The reason that Verlander's no-hitter is clearly better than Liriano's? Control. Liriano struggled through nine innings, throwing 123 pitches, walking six and only striking out two. He threw a first-pitch strike to only 10-30 batters. Verlander, on the other hand, threw 16 first-pitch strikes to 27 batters (the minimum you can face in a nine inning game). He only struck out four batters, but his lone walk was issued to Blue Jays catcher J.P. Arencibia on a full count in the eighth inning. Verlander didn't labor through nine innings like Liriano either, hitting 99 mph and 100 mph on the last two fastballs he threw.

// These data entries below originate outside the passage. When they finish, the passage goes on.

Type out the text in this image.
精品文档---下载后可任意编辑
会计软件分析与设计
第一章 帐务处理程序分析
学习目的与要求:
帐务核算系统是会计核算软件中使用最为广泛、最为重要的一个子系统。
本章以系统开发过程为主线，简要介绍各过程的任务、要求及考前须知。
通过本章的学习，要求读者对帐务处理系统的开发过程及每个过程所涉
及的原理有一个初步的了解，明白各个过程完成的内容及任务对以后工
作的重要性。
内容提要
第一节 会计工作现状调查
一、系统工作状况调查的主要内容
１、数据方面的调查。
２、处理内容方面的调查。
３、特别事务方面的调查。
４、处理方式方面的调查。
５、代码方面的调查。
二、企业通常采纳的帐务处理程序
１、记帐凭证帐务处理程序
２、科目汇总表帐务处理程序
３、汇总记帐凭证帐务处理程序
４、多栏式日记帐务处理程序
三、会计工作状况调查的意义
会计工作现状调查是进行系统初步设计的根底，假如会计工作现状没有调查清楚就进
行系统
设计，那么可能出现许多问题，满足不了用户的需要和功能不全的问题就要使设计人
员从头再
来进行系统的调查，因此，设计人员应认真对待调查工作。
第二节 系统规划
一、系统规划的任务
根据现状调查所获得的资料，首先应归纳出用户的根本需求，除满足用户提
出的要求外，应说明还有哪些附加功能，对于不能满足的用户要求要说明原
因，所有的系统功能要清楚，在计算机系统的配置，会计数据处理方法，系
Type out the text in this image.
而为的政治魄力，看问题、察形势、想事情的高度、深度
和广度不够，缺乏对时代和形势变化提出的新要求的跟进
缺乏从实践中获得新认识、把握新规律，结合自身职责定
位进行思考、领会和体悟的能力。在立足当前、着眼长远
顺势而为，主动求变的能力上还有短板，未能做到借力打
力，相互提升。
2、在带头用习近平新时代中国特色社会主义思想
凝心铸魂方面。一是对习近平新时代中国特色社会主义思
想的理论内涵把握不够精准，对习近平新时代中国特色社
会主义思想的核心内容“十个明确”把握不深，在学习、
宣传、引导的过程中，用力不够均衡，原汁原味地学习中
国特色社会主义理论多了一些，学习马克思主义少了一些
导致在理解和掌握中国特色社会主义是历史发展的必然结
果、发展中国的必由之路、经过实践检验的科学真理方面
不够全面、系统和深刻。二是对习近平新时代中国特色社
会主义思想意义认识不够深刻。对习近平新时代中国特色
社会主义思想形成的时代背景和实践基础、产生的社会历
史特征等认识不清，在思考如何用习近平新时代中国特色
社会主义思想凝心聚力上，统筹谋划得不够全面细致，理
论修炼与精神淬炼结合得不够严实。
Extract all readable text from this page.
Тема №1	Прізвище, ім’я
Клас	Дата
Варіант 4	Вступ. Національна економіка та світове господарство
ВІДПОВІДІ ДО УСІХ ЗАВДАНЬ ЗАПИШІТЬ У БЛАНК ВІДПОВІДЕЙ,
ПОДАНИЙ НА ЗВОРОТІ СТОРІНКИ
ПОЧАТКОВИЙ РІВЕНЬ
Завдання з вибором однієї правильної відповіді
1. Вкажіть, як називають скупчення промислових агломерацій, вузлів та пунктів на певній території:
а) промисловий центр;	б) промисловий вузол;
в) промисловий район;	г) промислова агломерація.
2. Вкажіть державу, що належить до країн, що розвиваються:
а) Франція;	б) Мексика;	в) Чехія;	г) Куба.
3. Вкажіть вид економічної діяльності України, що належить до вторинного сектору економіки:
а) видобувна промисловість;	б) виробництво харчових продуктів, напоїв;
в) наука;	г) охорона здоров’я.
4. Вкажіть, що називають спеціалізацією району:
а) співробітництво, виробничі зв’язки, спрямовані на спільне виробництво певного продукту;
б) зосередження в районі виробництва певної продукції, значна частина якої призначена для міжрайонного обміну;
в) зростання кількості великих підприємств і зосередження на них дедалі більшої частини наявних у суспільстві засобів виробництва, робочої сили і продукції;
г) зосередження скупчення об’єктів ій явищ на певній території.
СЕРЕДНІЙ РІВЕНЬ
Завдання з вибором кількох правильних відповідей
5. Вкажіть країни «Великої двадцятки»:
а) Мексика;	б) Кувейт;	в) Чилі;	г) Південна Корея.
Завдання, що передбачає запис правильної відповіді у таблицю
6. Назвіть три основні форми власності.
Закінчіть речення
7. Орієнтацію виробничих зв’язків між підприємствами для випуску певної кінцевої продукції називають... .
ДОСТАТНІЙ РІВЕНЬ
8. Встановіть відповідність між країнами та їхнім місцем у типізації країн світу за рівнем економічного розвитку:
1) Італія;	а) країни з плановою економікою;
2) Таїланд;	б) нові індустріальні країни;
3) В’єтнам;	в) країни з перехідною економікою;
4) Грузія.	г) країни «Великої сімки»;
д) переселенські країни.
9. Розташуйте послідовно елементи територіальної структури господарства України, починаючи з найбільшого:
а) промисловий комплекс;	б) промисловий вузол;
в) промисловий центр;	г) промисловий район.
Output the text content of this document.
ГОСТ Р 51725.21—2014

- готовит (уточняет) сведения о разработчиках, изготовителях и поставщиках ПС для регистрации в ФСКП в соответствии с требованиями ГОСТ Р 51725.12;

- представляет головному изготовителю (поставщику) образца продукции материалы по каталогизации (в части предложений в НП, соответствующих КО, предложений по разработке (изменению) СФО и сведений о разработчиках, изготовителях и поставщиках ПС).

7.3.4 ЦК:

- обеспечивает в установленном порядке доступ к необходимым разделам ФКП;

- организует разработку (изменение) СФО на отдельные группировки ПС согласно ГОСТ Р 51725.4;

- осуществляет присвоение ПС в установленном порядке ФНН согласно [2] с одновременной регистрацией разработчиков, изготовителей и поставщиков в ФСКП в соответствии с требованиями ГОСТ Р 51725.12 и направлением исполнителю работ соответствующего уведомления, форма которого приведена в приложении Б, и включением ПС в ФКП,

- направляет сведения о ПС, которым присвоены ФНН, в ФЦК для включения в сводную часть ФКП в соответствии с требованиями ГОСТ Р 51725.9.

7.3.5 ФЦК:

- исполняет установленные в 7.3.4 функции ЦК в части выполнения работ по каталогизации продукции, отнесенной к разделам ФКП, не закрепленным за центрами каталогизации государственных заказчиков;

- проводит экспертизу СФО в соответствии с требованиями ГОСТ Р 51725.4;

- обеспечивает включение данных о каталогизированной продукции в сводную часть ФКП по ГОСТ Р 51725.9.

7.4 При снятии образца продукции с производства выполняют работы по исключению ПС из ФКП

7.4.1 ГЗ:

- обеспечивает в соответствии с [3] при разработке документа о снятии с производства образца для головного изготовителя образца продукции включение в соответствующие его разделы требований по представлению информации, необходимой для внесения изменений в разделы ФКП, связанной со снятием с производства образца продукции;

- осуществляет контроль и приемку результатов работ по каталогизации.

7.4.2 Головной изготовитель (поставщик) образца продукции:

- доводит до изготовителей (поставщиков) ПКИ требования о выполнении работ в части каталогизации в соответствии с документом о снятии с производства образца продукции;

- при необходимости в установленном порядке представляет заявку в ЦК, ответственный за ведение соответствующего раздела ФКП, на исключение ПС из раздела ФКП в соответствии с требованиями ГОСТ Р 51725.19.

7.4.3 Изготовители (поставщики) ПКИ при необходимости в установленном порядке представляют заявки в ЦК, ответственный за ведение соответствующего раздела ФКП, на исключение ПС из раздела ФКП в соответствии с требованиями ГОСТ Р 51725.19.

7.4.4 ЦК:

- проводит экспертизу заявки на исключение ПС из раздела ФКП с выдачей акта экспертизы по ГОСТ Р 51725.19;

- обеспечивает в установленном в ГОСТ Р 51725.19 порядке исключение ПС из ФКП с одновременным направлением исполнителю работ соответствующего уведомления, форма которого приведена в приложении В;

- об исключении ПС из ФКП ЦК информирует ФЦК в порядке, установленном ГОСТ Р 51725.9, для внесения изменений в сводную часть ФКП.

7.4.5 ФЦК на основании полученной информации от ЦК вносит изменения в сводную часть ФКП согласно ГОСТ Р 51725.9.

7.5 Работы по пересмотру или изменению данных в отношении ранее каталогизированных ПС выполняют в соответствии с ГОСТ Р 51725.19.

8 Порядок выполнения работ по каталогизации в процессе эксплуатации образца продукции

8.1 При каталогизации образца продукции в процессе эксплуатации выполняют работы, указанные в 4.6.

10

Verlander became just the 30th pitcher in Major League Baseball history to throw two or more no-hitters in a career. Only five pitchers have ever thrown more than two no hitters: Nolan Ryan (7), Sandy Koufax (4), Larry Corcoran (3), Bob Feller (3), and Cy Young (3). The only active pitchers with multiple no-hitters are Mark Buehrle (age 32) and Roy Halladay (age 33). Verlander is the youngest of the three, and at age 28 he is in the prime of his career. If he doesn't sustain any serious injuries, Verlander has a good chance to throw at least one, maybe even two more no-no's.
The above video is a little shaky because someone was filming their TV, but you can still see the last batter of the game, Rajai Davis, wiff on a breaking ball to end it.